The border between Canada and the USA has been closed to tourist traffic since March 2020.


Canada’s border duty-free retailers are asking the Trudeau government for a $ 400 million (CAD 500 million) stake in a newly created tourism relief fund to give them a chance to survive 16 months after the Covid-19 pandemic give.


These independent businesses are on their last legs, according to the Frontier Duty Free Association (EDA), which represents Canada’s 33 land border stores. Duty-free sales here surpassed CAD 150 million annually in the recent past but plummeted in 2020, with retailers seeing sales declines of more than 95% and sometimes 100%.

The association is now asking Ottawa to apply for a small portion of the new tourism fund – approximately $ 6.6 million and $ 200,000 for each business. The appeal has come now because critical funding is coming through the Canada Emergency Wage Subsidy (CEWS) and Canada Emergency Rent Subsidy (CERS) programs began to relax Beginning of July. There are no sales proceeds to replace it as cross-border tourism to the US by road does not remain, but some easing of the restrictions from July 21st looks possible.

In a Zoom appeal on Wednesday, FDFA Executive Director Barbara Barrett said: “Without CEWS and CERS we will be decimated and may never fully recover. This means that small border communities can no longer support tourism and will ultimately disintegrate. Without exaggeration, our stores are in critical condition. ”

“A question of fairness”

Duty-free retailers on the border argue that they closed to protect Canadians and it is now up to the government to protect the fragile businesses on “fair grounds,” Barrett said. She told me: “So far, no border shops have had to close permanently, but many are on the sidelines.”

The FDFA also requires export labeling. As a highly regulated pure export company, every product and person entering duty-free border stores must travel to the United States. However, the shops are subject to national guidelines – for example with regard to strict regulations on alcohol labeling – which can be annoying and often unnecessary and can also lead to lost sales.

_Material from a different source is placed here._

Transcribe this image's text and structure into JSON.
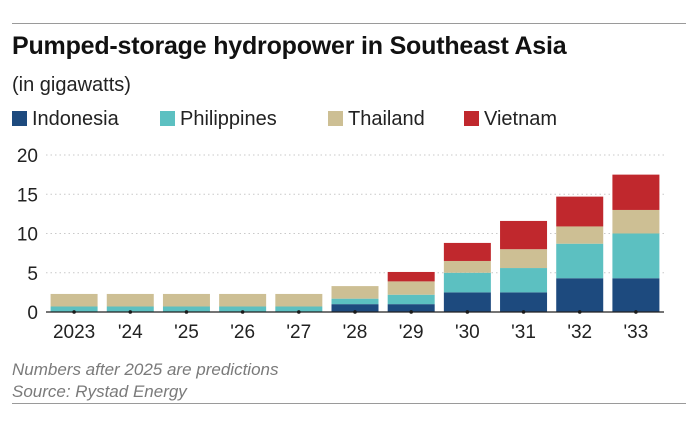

Philipsburg Duty Free on the Quebec-Vermont border only does 2% of its regular business.

Philipsburg Duty Free

Right now, border shops are also stuck with hundreds of thousands of dollars worth of inventory that must be destroyed when the products expire because the shops have no way of selling them. “We can’t even donate it at no substantial cost,” Barrett said. While other retail businesses have been able to open or switch to online pickup, delivery, or curb pickup at different times over the past year, borderline stores have not had these options due to their unique status.

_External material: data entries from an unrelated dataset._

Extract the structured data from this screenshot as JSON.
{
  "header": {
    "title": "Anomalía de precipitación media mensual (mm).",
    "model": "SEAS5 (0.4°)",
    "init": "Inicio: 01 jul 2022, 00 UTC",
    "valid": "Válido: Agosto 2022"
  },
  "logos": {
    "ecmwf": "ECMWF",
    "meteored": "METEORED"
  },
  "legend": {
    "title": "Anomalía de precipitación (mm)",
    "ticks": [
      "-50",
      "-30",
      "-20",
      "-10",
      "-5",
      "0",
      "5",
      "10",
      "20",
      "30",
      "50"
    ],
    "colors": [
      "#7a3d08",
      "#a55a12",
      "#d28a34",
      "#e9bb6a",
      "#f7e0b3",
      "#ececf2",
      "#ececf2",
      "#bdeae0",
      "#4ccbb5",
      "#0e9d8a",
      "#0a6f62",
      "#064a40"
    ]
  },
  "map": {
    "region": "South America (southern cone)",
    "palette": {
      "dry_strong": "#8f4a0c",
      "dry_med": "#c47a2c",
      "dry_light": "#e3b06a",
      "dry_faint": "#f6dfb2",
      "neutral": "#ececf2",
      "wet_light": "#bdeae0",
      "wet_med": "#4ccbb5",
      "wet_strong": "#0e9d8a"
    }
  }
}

Philippe Bachand, a shop owner in Philipsburg on the Quebec-Vermont border, said, “We closed in March 2020 and reopened in June. We only do 2% of our regular business, mostly from truckers making important trips, so we need support to pay our bills and some salaries to survive. That’s it.”

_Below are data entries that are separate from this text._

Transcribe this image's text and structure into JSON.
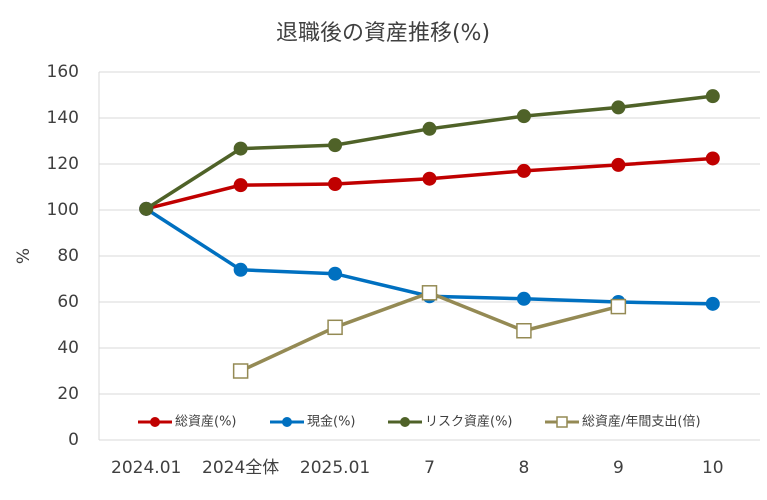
{
  "chart_data": {
    "type": "line",
    "title": "退職後の資産推移(%)",
    "y_label": "%",
    "categories": [
      "2024.01",
      "2024全体",
      "2025.01",
      "7",
      "8",
      "9",
      "10"
    ],
    "series": [
      {
        "name": "総資産(%)",
        "color": "#c00000",
        "marker": "circle",
        "values": [
          100.5,
          110.8,
          111.3,
          113.6,
          117,
          119.6,
          122.4
        ]
      },
      {
        "name": "現金(%)",
        "color": "#0070c0",
        "marker": "circle",
        "values": [
          100.5,
          74,
          72.3,
          62.5,
          61.4,
          60,
          59.2
        ]
      },
      {
        "name": "リスク資産(%)",
        "color": "#4f6228",
        "marker": "circle",
        "values": [
          100.5,
          126.7,
          128.2,
          135.3,
          140.8,
          144.6,
          149.5
        ]
      },
      {
        "name": "総資産/年間支出(倍)",
        "color": "#948a54",
        "marker": "square",
        "values": [
          null,
          30,
          49,
          64,
          47.5,
          58,
          null
        ]
      }
    ],
    "ylim": [
      0,
      160
    ],
    "yticks": [
      0,
      20,
      40,
      60,
      80,
      100,
      120,
      140,
      160
    ],
    "grid": true,
    "legend": "bottom"
  }
}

Falling through the rift between retail and tourism

A major hurdle for the FDFA’s campaign is that its members are seen as part of the retail trade, not as the tourism industry, and at first glance do not have a right to support from the tourism aid fund. “I only found out about that yesterday in a conversation with my MP, although 98% of my customers are tourists,” said Bachand, dismayed. “We are arguing about this point and want to discuss it with Mélanie Joly, the tourism minister.”

The FDFA added: “As long as the government keeps the land border closed, our members cannot do business. Duty free retailers and their employees are an integral part of tourism and border communities and we urge the government to step up and save them. ”


on Monday, the Coalition of Hardest Hit Businesses, of which the FDFA is a member, called on the federal government to protect tourism businesses as subsidies begin to run dry. Beth Potter, President of the Tourism Industry Association of Canada, said, “Our latest survey in June shows that nearly 60% of the hardest-hit Canadian businesses will not survive if the CEWS and CERS are not renewed. That means we could see a possible collapse of our industry. “

At the Hotel Association of Canada, CEO Susie Grynol added, “Our members who are directly connected to international and business travel need ongoing wage and fixed cost support to ensure we get to the other side.”